Wednesday, 1 July 2015

Released, at last: The Human Condition

After five years of waiting, The Human Condition sees the light of day...


[South East England, United Kingdom] – On July 1, 2015, Mark Taylor releases The Human Condition, a collection of short horror stories focused on the evil festering inside humankind.

These tales don’t use magic or the paranormal to reveal their dark side to the world, they unflinchingly show people being bastards to one another. Psychological tortures abound alongside the physical, and rip away the security you feel in being around your co-worker, your neighbor, your spouse…

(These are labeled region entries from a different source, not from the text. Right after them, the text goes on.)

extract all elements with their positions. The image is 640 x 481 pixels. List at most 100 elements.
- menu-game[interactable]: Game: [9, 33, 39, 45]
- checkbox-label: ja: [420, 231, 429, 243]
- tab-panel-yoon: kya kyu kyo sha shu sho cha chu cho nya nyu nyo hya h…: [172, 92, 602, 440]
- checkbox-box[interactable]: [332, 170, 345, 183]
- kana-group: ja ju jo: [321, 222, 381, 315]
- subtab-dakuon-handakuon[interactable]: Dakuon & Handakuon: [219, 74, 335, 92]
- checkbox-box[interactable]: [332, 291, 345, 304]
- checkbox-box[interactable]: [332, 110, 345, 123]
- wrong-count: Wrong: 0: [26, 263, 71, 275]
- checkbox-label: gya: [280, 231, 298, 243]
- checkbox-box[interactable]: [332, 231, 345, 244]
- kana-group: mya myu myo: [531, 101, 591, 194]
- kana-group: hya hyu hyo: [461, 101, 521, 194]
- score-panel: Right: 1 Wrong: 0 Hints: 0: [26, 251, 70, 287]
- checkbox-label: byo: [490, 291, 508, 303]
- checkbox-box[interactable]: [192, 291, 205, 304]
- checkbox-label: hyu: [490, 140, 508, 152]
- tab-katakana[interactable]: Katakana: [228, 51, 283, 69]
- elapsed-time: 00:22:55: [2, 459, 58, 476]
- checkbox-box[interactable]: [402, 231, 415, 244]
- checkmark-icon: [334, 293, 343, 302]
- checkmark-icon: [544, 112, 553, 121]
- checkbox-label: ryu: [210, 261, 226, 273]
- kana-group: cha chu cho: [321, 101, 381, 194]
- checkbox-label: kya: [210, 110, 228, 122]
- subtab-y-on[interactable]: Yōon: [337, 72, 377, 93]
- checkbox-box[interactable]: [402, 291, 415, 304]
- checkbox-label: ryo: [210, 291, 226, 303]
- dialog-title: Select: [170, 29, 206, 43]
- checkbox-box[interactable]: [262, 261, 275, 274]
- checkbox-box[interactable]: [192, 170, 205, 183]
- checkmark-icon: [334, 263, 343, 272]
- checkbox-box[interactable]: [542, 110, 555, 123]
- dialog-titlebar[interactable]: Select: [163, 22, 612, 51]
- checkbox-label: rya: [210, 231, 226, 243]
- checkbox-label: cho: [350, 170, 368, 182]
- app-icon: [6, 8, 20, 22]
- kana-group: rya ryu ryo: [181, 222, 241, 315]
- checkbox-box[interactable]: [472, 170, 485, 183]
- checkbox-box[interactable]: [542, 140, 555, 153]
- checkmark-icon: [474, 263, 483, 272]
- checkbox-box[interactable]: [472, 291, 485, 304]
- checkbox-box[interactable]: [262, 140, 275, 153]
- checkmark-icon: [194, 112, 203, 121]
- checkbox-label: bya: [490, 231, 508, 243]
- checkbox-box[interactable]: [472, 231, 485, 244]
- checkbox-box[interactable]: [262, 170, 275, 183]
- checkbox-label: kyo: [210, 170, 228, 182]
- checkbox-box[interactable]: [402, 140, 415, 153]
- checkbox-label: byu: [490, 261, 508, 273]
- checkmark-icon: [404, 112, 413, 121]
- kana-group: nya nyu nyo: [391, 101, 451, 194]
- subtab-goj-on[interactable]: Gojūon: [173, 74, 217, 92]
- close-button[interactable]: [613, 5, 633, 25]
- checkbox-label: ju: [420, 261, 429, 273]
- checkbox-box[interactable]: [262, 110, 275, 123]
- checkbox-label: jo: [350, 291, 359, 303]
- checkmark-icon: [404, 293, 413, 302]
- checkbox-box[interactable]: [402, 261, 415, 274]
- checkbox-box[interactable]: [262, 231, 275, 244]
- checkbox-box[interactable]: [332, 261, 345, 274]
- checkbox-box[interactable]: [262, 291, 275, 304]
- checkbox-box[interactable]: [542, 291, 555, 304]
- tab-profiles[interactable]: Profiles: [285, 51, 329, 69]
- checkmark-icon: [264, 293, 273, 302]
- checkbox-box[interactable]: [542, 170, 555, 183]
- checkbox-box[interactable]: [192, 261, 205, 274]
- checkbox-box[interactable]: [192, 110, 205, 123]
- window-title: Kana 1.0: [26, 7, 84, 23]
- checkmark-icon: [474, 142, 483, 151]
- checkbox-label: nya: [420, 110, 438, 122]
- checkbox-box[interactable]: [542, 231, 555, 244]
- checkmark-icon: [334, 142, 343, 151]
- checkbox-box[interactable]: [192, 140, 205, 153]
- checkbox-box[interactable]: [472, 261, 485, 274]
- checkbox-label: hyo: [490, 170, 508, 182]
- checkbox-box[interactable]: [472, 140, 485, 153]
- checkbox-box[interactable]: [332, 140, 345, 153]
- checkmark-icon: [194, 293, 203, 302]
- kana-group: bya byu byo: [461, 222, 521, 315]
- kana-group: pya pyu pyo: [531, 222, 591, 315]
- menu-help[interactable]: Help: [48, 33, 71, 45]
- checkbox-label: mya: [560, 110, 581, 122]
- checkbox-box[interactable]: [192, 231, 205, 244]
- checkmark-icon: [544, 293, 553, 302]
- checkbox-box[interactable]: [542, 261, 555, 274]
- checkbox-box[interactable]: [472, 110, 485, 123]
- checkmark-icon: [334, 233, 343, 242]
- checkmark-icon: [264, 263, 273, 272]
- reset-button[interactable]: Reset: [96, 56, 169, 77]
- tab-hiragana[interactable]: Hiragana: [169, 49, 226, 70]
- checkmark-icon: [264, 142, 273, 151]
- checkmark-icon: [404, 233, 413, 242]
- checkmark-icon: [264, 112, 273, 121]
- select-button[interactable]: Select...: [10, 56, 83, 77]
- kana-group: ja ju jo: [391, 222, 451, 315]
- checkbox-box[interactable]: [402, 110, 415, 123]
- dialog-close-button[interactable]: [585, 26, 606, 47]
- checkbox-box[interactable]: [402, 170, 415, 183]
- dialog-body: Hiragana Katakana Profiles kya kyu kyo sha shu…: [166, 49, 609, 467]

Read about the lengths people will go to in order to achieve their goals and desires. Normality fades away as the true depravity of the human mind comes to light, dragging with it soul chilling deeds. Our tendencies as people are toward greed and selfishness, but we put those aside to co-exist with others. Or some of us do. Want to see a real monster? Look in the mirror…

The Human Condition was published on July 1 by Gnome on Pig Publications and will soon be available on Amazon in paperback, hardcover, and Kindle editions.


If you would like more information about The Human Condition or wish to schedule an interview with Mark, please email the author at


From Write what you know:

"All that night I laid on my couch, restless, waiting for the door to crash inwards as armed police raided my apartment. It never happened. The following morning it wasn’t on the news, it wasn’t in the paper…I seemed to have gotten away with it Scot-free. Throughout that night I had engorged on the memory of the woman’s face as she died before me. I now had a real insight—unlike my peers—into the real workings of horror. I had decided that I could now write…what I know.

As I sat in front of my computer the following day, I had started to write a brief summary of the events of the night before, just to keep the memory fresh in my head. As I typed, the look in the woman’s face kept staring back at me. It felt real…just as real as writing about the smell of coffee in the morning.

But something was missing. After I had typed the summary, the memory of the woman’s face had started to fade very quickly. It was as if by my very writings, I had removed the memory and burned it onto the paper. Damn. I couldn’t write about it if I couldn’t remember it.

All that risk, the planning, all that for a summary? It wasn’t fair. In my haste—with a rashness of thought—I decided that the only thing that I could do, was to do it again."